This was part of Castro’s mystique, Mr. Montaner conceded. “I think Fidel Castro awakens a deep anthropological curiosity,” Mr. Montaner once said in a rare comment on Castro’s appeal. “He’s the bearded man dressed in military costume with a heroic history, and he militarily defeated a dictatorship.”

Carlos Alberto Montaner Suris was born April 3, 1943, in Havana. His father was a journalist for Bohemia magazine and was an early supporter of Castro. His mother was a teacher.

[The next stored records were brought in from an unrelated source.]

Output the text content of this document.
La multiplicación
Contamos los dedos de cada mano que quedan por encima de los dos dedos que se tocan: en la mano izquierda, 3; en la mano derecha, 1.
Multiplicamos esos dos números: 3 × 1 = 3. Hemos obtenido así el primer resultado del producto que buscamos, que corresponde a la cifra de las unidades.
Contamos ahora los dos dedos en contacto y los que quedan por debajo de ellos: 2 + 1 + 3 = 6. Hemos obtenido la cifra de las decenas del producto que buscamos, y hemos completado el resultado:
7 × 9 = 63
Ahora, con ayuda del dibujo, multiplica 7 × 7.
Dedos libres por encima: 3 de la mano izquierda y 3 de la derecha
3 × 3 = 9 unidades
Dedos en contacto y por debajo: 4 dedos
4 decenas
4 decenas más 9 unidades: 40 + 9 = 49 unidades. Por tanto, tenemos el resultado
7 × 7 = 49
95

After fleeing Cuba, Mr. Montaner was reunited with his family in Miami and he studied at the University of Miami. He taught American literature at the Interamerican University of Puerto Rico from 1966 to 1970, publishing his first books, including a collection of short stories “Póker de Brujas y Otros Cuentos” (“Witch Poker and Other Stories”) in 1968. He also wrote a column distributed to newspapers across Latin America.

Mr. Montaner moved to Madrid in 1970 and founded a publishing house, Editorial Playor, in 1972. In the 1980s, he began writing for U.S. newspapers, including the Miami Herald. He was editor of El Nuevo Herald’s opinion page between 1987 and 1989.

In 2013, he joined the University of Miami’s Institute for Cuban and Cuban-American Studies as a senior research associate.

Survivors include his wife Linda Montaner; two children, and two granddaughters.

In 2014, an interviewer in Cuba asked Mr. Montaner by phone if he would like to return to Cuba.

“Yes, I would,” he said. “I am nothing other than Cuban.”

“Do you think that will be possible?” the interviewer asked about a visit to Havana.

“No,” he said. “I think I will die without returning to Cuba.”